The European Union Parliament condemned the deteriorating human rights record in Egypt citing the torture and assassination of an EU national, Giulio Regeni, in the country under suspicious circumstances.
In a non-binding resolution, the EP denounced the “abduction, savage torture and killing” of the Italian doctoral student researching on Egyptian trade unions.
He was last seen alive in public during the January 25 revolution anniversary before being found dead more than a week later on a roadside. Egyptian authorities have denied that their security forces played a role in it.
The EU parliament stressed that the case is “not an isolated accident” because it is “set against a backdrop of growing suspicion around foreign visitors” and also sends “a chilling message” to Europeans and beyond.
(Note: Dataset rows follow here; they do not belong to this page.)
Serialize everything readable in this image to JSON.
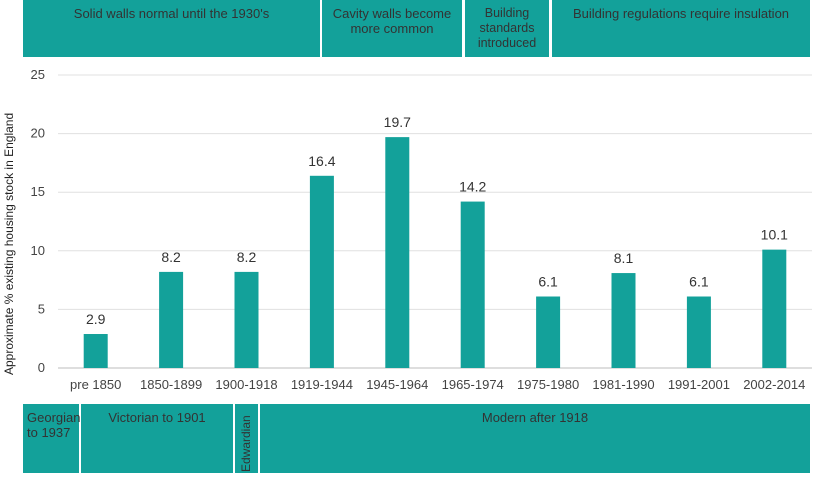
{
  "colors": {
    "bar": "#13a19a",
    "band": "#13a19a",
    "grid": "#e0e0e0",
    "text": "#333333"
  },
  "top_bands": [
    {
      "label": "Solid walls normal until the 1930's"
    },
    {
      "label": "Cavity walls become more common"
    },
    {
      "label": "Building standards introduced"
    },
    {
      "label": "Building regulations require insulation"
    }
  ],
  "bottom_bands": [
    {
      "label": "Georgian to 1937"
    },
    {
      "label": "Victorian to 1901"
    },
    {
      "label": "Edwardian"
    },
    {
      "label": "Modern after 1918"
    }
  ],
  "chart_data": {
    "type": "bar",
    "title": "",
    "xlabel": "",
    "ylabel": "Approximate % existing housing stock in England",
    "categories": [
      "pre 1850",
      "1850-1899",
      "1900-1918",
      "1919-1944",
      "1945-1964",
      "1965-1974",
      "1975-1980",
      "1981-1990",
      "1991-2001",
      "2002-2014"
    ],
    "values": [
      2.9,
      8.2,
      8.2,
      16.4,
      19.7,
      14.2,
      6.1,
      8.1,
      6.1,
      10.1
    ],
    "data_labels": [
      "2.9",
      "8.2",
      "8.2",
      "16.4",
      "19.7",
      "14.2",
      "6.1",
      "8.1",
      "6.1",
      "10.1"
    ],
    "ylim": [
      0,
      25
    ],
    "yticks": [
      0,
      5,
      10,
      15,
      20,
      25
    ],
    "grid": true,
    "legend": "none"
  }
}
It added that the murder is a “wakeup call” for the EU. Cairo doesn’t seem to be surprised as a source at the foreign ministry said “I can’t say we are shocked, as we knew that it was coming.”
Italian Prime Minister Matteo Renzi vowed that they won’t accept “easy truths” as authorities described the murder as “something inhuman, animal-like, an unacceptable violence.”
Passing strongly worded statements or critical resolutions against Egypt have proved to be challenging in the European parliament but the statement released on Thursday underlined that “the continued, high level of repression in Egypt proscribes any ‘business as usual’ approach” before calling for a review of relations.
EU Ambassador to Egypt, James Moran, lamented about the “confusing” details surrounding the murder.
The resolution called on EU member states to refrain from helping the North African country develop its security capabilities in the frame of the joint counterterrorism fight because it is “short-sighted and delusional.”